When it comes to taste, Indian goat curry has no opponent and this curry dish takes no efforts at all and still gives a splendid taste that is last to remember. Cooked in very few ingredients and in a simple method, Indian goat traditionally has its own taste to rejoice whoever enjoys it.

Print
Prep Time 10 minutes
Cook Time 35 minutes
Total Time 45 minutes
Servings 3 People
Calories 379 kcal

Ingredients

  • 18 oz or 500 gram of mutton
  • 1 tablespoon of ginger garlic paste
  • 4 tablespoons of olive oil (preferably mustard oil)
  • 3 green chillies slit
  • 3 medium sized onions finely chopped
  • 2 tomatoes chopped
  • 1 tablespoon of paprika or Kashmiri red chilli powder
  • 1 tablespoon of coriander powder
  • 1/4 tablespoon of garam masala or allspice powder
  • Black pepper to taste
  • Salt to taste
  • 3/4 cup of grated coconut
  • Coriander leaves to garnish

Instructions

  1. Wash the mutton pieces in running water having the fat intact to the pieces. Discard if any unnecessary elements found. Wash it using a kitchen towel until no moisture remains on the mutton pieces.
  2. Take a pressure cooker and heat oil on high flame then add the chopped onions and stir fry on medium flame until the onions turn golden brown in color.

  3. Now, add the ginger garlic paste and stir it continuously until the raw smell goes out of the cooker.

  4. Add chopped tomatoes and green chillies to the pressure cooker. Mix it well and cook for next 7 to 8 minutes on medium flame or until tomatoes turn mushy with other ingredients. Stir occasionally.

  5. Add the paprika or Kashmiri red chilli powder, coriander powder, garam masala or allspice powder, a pinch of black pepper and salt. Mix it well.

  6. Add the mutton pieces and toss it well so the masala and other ingredients make coat on mutton pieces. Cook the mutton now until it changes the color to little dark brown.

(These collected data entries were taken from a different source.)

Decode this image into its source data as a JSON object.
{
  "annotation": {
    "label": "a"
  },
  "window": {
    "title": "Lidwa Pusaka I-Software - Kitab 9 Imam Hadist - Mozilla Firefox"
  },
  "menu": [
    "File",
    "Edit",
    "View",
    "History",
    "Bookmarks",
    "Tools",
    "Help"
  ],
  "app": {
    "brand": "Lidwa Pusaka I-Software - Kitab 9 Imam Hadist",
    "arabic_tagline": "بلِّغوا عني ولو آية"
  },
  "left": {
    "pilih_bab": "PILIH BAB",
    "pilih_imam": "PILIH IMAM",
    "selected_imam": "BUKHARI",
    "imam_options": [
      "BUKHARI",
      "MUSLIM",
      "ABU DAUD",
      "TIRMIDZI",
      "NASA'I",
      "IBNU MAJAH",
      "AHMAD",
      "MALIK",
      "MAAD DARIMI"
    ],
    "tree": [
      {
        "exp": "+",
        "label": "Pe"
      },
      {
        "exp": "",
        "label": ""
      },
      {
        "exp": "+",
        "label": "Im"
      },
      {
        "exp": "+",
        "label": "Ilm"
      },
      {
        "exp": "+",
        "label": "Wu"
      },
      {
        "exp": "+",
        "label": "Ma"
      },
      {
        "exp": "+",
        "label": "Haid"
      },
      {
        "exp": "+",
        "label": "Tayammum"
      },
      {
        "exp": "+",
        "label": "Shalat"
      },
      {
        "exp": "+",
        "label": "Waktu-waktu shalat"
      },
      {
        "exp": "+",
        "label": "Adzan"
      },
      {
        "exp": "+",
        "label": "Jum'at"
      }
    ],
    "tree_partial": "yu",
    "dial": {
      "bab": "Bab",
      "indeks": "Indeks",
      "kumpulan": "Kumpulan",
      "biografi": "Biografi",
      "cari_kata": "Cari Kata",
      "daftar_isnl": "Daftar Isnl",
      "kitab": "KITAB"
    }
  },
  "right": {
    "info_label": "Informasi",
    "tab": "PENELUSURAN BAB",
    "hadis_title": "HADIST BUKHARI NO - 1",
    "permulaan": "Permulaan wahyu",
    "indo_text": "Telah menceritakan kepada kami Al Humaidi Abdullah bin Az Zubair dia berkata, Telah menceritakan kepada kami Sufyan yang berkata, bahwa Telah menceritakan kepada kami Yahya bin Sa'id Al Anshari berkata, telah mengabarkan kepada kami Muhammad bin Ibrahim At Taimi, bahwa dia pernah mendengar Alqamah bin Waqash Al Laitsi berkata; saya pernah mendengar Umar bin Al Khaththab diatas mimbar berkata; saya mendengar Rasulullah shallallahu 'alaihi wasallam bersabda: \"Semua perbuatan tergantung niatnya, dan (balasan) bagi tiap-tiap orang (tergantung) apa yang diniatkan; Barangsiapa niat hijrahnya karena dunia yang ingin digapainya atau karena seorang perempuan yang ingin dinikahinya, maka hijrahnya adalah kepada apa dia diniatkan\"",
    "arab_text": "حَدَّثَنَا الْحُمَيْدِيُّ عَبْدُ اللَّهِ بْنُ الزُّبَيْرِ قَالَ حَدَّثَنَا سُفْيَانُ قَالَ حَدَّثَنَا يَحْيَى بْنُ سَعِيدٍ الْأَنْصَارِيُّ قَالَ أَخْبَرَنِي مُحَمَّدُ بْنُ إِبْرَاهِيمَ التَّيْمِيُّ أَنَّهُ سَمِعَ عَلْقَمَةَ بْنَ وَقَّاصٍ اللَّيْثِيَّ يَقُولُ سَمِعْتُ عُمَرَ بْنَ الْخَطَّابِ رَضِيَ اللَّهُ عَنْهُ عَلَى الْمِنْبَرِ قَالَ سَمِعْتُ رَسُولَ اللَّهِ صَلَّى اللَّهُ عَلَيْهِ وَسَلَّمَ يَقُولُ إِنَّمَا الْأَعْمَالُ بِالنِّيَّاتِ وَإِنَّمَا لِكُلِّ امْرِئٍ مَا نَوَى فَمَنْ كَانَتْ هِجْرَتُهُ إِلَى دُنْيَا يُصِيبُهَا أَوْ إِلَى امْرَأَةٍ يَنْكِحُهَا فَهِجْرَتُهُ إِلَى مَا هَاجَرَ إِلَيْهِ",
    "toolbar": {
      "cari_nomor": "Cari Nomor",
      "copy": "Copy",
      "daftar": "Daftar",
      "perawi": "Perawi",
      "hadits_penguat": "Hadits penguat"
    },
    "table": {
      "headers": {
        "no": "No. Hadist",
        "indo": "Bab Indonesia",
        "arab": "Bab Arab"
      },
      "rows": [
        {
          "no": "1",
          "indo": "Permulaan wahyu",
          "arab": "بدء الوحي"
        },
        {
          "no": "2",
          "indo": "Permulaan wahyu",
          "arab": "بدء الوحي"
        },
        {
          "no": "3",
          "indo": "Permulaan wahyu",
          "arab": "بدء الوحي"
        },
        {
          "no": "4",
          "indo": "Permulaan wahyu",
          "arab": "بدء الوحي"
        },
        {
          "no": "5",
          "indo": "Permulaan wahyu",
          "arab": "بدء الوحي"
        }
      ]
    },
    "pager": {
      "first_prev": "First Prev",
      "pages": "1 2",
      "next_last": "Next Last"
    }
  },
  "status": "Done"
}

  7. Add a cup of water to the pressure cooker. Cover and cook for 4 whistles on medium flame.

  8. While it is cooking dry roast the coconut in a pan until it turns golden brown in color. Make puree in a blender or in a food processor.

  9. Transfer the coconut paste to the pressure cooker and then simmer for next 12 to 15 minutes or until the meat leaves the bones. You will see a perfect time of cooking when the oil starts separating from sauce and it comes on top making it all red.

  10. Take the cooker off the flame and garnish it using fresh chopped coriander leaves. Serve it hot with your favorite rice or bread.

The cooking method used in traditional Indian dishes just like Indian goat curry is completely different than one we used to cook.

They lit the fire in a bundle of woods under the clay pot and pan put on top of the clay pot. This way the woods have a distance of 1 foot from the pan. So when the woods burn on high flame and later it slowly turns to medium then low flame.

This way a single dish cooked in all three possible flames and since the distance is quite a far that bring it to an entirely different taste.

Believe me, while I was roaming through a village I spent my one night in a paid house and the host has cooked this in a similar fashion. I tried to cook the same recipe many times but it never had the taste like the one I tasted in the village.

Clay pot really has a different taste but the dish really is as tasty as you desire to eat any meat recipe. I suggest you make this dish once if you really want to try out something brand new for you.